The drumbeat around 3-D viewing is relentless at the Consumer Electronics Show. Big companies such as LG Electronics, Sharp, Samsung, Panasonic, Sony and Nvidia devoted considerable air time at their events to gush about 3-D, which was a dud until James Cameron’s 3-D film Avatar became a giant hit in the theaters.
And now Paul Otellini, chief executive of Intel, showed off a lot of 3-D demos in his keynote speech this afternoon. They looked pretty slick, a lot like viewing movies in a big theater. But Otellini says that technology will filter into the mainstream, turning us all into 3-D videographers.
Otellini showed a scenario where a family could use a 3-D stereoscopic camcorder, which has two cameras tied together. The family takes the video and loads it on the PC. Then the power user in the family can add effects to the video to make it look sharper when viewed with 3-D glasses. They can then convert them to be displayed on a TV set so the family can watch it. They can also share the video with friends on YouTube, who can watch it in 3-D.
To transfer a ton of 3-D video from one place to another, such as from a computer to a TV, takes a lot of bandwidth that current computers don’t have, even with the newly launched Universal Serial Bus Superspeed (USB 3.0). So Intel is working on Intel Light Peak, a next-generation data transfer technology that will transfer data at 100 gigabits a second. Current USB 3.0 can transfer data at 4 gigabits per second, or 10 times the theoretical speed of USB 2.0. The Light Peak technology is fast enough transfer a Blu-ray movie in less than 30 seconds, Otellini said.

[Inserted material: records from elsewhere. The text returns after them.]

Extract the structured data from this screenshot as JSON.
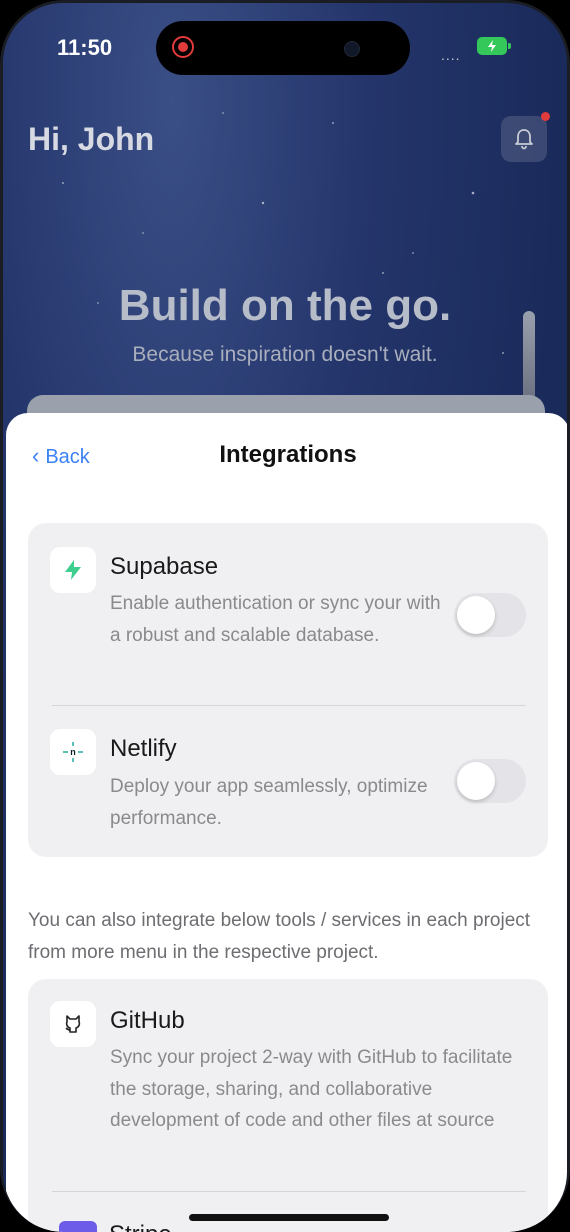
{
  "status_bar": {
    "time": "11:50",
    "signal": "...."
  },
  "header": {
    "greeting": "Hi, John"
  },
  "hero": {
    "title": "Build on the go.",
    "subtitle": "Because inspiration doesn't wait."
  },
  "sheet": {
    "back_label": "Back",
    "title": "Integrations",
    "connected": [
      {
        "name": "Supabase",
        "description": "Enable authentication or sync your with a robust and scalable database.",
        "icon": "bolt-icon",
        "enabled": false
      },
      {
        "name": "Netlify",
        "description": "Deploy your app seamlessly, optimize performance.",
        "icon": "netlify-icon",
        "enabled": false
      }
    ],
    "note": "You can also integrate below tools / services in each project from more menu in the respective project.",
    "project_tools": [
      {
        "name": "GitHub",
        "description": "Sync your project 2-way with GitHub to facilitate the storage, sharing, and collaborative development of code and other files at source",
        "icon": "github-icon"
      },
      {
        "name": "Stripe",
        "icon": "stripe-icon"
      }
    ]
  },
  "colors": {
    "accent": "#3b82f6",
    "supabase": "#3ecf8e",
    "netlify": "#32b3a6",
    "notification": "#e23b3b",
    "battery": "#34c759"
  }
}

Intel loves 3-D because it can chew up an enormous amount of computing power, Otellini said. And Intel is generating a lot of that. Today, it released 25 new processors under its Core i3, i5 and i7 brand names, as well as new Atom processors for smartphones, netbooks and other small gadgets that operate on low power.
The 3-D wave is starting in a big way, led by James Cameron’s Avatar movie. Otellini said there were 20 3-D movies released in 2009 and 50 more would be released in 2010 (slight different from what Jeffrey Katzenberg of DreamWorks Animation said). It takes a huge amount of processing power to render the 3-D movies. Otellini said that it took more than 40 million rendering hours to make the fourth Shrek movie, which launches in May and is the first one in the series that is in 3-D. That’s nine times the amount of computing hours compared to the original Shrek movie in 2001.
Sports events such as the World Cup, special interest channels such as the Discovery Channel, and other shows which are being created in 3-D will bring the trend from the movies into the home, with 3-D TV. And at some point, perhaps sooner than you think, we’ll all be creating 3-D videos. (There are already 150,000 3-D clips on YouTube). That’s what Otellini says.